Carter Capps (RP - SEA): The Mariners have indicated they're giving Tom Wilhelmsen a slight break from the closer's role given his recent struggles. The Mariners are likely to go by committee but the "closer of the future" tag has been placed on Carter Capps ever since the spring. Capps had his first appearance (in a low pressure situation) since Wilhelmsen's demotion and he "responded" by serving up 2 solo HR's and allowing those 2 ER's in his one inning of work. The outing was indicative of Capps one big weakness which is the long-ball. He's served up 2.17 HR/9 on the year despite posting a 10.86 K/9 and just 2.17 BB/9. While he has big-time velocity (95.3 mph avg FB) his fastball is pretty straight and he really relies on a wipe-out slider to miss bats.
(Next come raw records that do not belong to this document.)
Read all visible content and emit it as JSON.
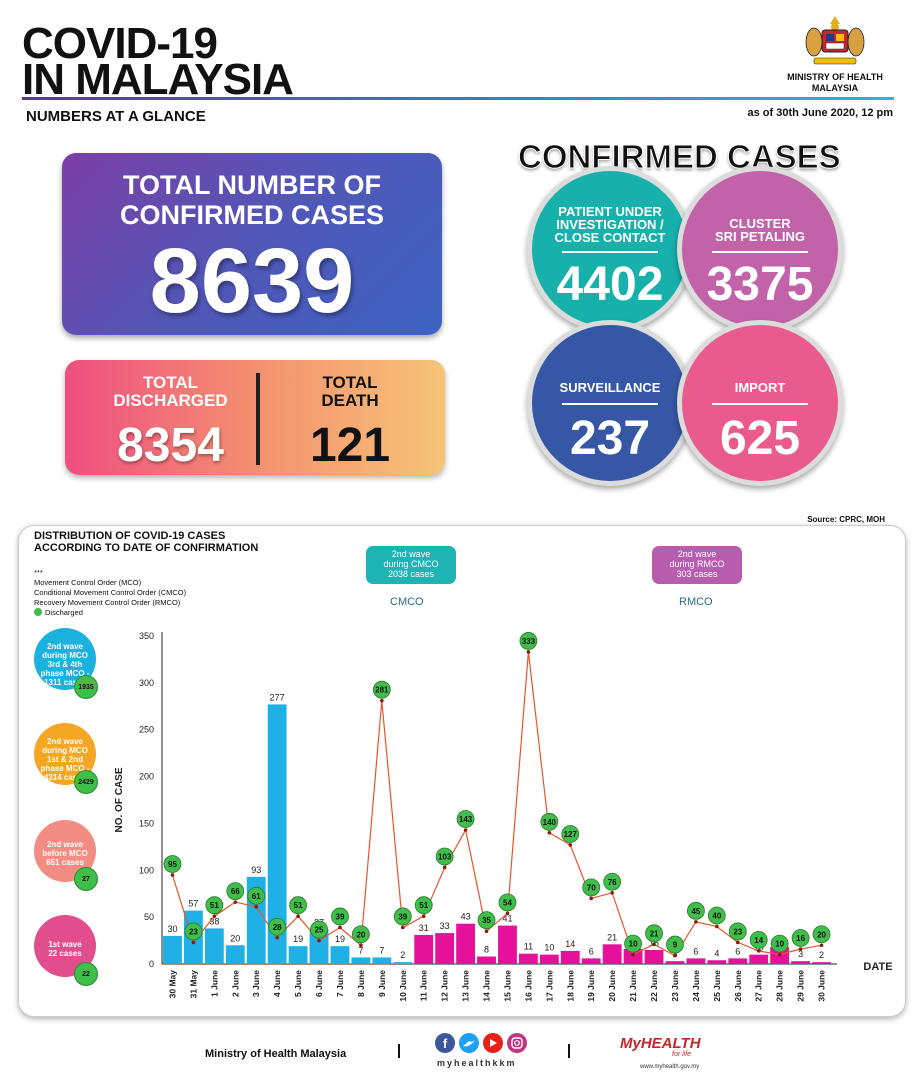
{
  "header": {
    "title_line1": "COVID-19",
    "title_line2": "IN MALAYSIA",
    "ministry_line1": "MINISTRY OF HEALTH",
    "ministry_line2": "MALAYSIA",
    "subtitle": "NUMBERS AT A GLANCE",
    "as_of": "as of 30th June 2020, 12 pm"
  },
  "total": {
    "label_line1": "TOTAL NUMBER OF",
    "label_line2": "CONFIRMED CASES",
    "value": "8639"
  },
  "discharged": {
    "label_line1": "TOTAL",
    "label_line2": "DISCHARGED",
    "value": "8354"
  },
  "death": {
    "label_line1": "TOTAL",
    "label_line2": "DEATH",
    "value": "121"
  },
  "confirmed": {
    "heading": "CONFIRMED CASES",
    "pui": {
      "line1": "PATIENT UNDER",
      "line2": "INVESTIGATION /",
      "line3": "CLOSE CONTACT",
      "value": "4402"
    },
    "cluster": {
      "line1": "CLUSTER",
      "line2": "SRI PETALING",
      "value": "3375"
    },
    "surveillance": {
      "line1": "SURVEILLANCE",
      "value": "237"
    },
    "import": {
      "line1": "IMPORT",
      "value": "625"
    }
  },
  "source": "Source: CPRC, MOH",
  "distribution": {
    "title_line1": "DISTRIBUTION OF COVID-19 CASES",
    "title_line2": "ACCORDING TO DATE OF CONFIRMATION",
    "stars": "***",
    "legend_mco": "Movement Control Order (MCO)",
    "legend_cmco": "Conditional Movement Control Order (CMCO)",
    "legend_rmco": "Recovery Movement Control Order (RMCO)",
    "legend_discharged": "Discharged"
  },
  "waves": {
    "cmco": {
      "line1": "2nd wave",
      "line2": "during CMCO",
      "line3": "2038 cases"
    },
    "rmco": {
      "line1": "2nd wave",
      "line2": "during RMCO",
      "line3": "303 cases"
    },
    "cmco_label": "CMCO",
    "rmco_label": "RMCO"
  },
  "side": [
    {
      "line1": "2nd wave",
      "line2": "during MCO",
      "line3": "3rd & 4th",
      "line4": "phase MCO -",
      "line5": "1311 cases",
      "discharged": "1935"
    },
    {
      "line1": "2nd wave",
      "line2": "during MCO",
      "line3": "1st & 2nd",
      "line4": "phase MCO -",
      "line5": "4314 cases",
      "discharged": "2429"
    },
    {
      "line1": "2nd wave",
      "line2": "before MCO",
      "line3": "651 cases",
      "discharged": "27"
    },
    {
      "line1": "1st wave",
      "line2": "22 cases",
      "discharged": "22"
    }
  ],
  "chart_data": {
    "type": "bar",
    "title": "DISTRIBUTION OF COVID-19 CASES ACCORDING TO DATE OF CONFIRMATION",
    "xlabel": "DATE",
    "ylabel": "NO. OF CASE",
    "ylim": [
      0,
      350
    ],
    "yticks": [
      0,
      50,
      100,
      150,
      200,
      250,
      300,
      350
    ],
    "categories": [
      "30 May",
      "31 May",
      "1 June",
      "2 June",
      "3 June",
      "4 June",
      "5 June",
      "6 June",
      "7 June",
      "8 June",
      "9 June",
      "10 June",
      "11 June",
      "12 June",
      "13 June",
      "14 June",
      "15 June",
      "16 June",
      "17 June",
      "18 June",
      "19 June",
      "20 June",
      "21 June",
      "22 June",
      "23 June",
      "24 June",
      "25 June",
      "26 June",
      "27 June",
      "28 June",
      "29 June",
      "30 June"
    ],
    "series": [
      {
        "name": "Confirmed cases",
        "values": [
          30,
          57,
          38,
          20,
          93,
          277,
          19,
          37,
          19,
          7,
          7,
          2,
          31,
          33,
          43,
          8,
          41,
          11,
          10,
          14,
          6,
          21,
          16,
          15,
          3,
          6,
          4,
          6,
          10,
          18,
          3,
          2
        ]
      },
      {
        "name": "Discharged",
        "values": [
          95,
          23,
          51,
          66,
          61,
          28,
          51,
          25,
          39,
          20,
          281,
          39,
          51,
          103,
          143,
          35,
          54,
          333,
          140,
          127,
          70,
          76,
          10,
          21,
          9,
          45,
          40,
          23,
          14,
          10,
          16,
          20
        ]
      }
    ],
    "bar_colors": [
      "#1fb0e6",
      "#1fb0e6",
      "#1fb0e6",
      "#1fb0e6",
      "#1fb0e6",
      "#1fb0e6",
      "#1fb0e6",
      "#1fb0e6",
      "#1fb0e6",
      "#1fb0e6",
      "#1fb0e6",
      "#1fb0e6",
      "#e6119a",
      "#e6119a",
      "#e6119a",
      "#e6119a",
      "#e6119a",
      "#e6119a",
      "#e6119a",
      "#e6119a",
      "#e6119a",
      "#e6119a",
      "#e6119a",
      "#e6119a",
      "#e6119a",
      "#e6119a",
      "#e6119a",
      "#e6119a",
      "#e6119a",
      "#e6119a",
      "#e6119a",
      "#e6119a"
    ],
    "line_color": "#e8552b",
    "marker_color": "#3fbf4a"
  },
  "footer": {
    "ministry": "Ministry of Health Malaysia",
    "handle": "myhealthkkm",
    "brand": "MyHEALTH",
    "brand_sub": "for life",
    "url": "www.myhealth.gov.my"
  }
}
His minor league track record indicates there isn't much reason for worry around the HR's and pitching in SAFECO you'd think those issues would be mitigated some. Relievers are almost always dealing in small samples, so the most likely result is that the HR-prone tendencies early on this year will regress over time. From a skills perspective, Capps is pretty clearly the most talented/healthy reliever in the Mariners pen and the biggest threat long-term to Wilhelmsen's role. Wilhelmsen's drop-off this year is a bit confounding given so much of it has come from his K Rate despite seeing a limited drop-off in his swinging strike rate and his chase rate. Time will tell whether Wilhelmsen can resurrect his value and reclaim the closer's role but Capps has multiple outs to procuring the role this year. If Wilhelmsen struggles an opening is created but if he pitches well enough to rebuild his trade value, Capps could see saves as well. He's a fine hand-cuff option for Wilhelmsen owners and a nice speculative target for those chasing saves.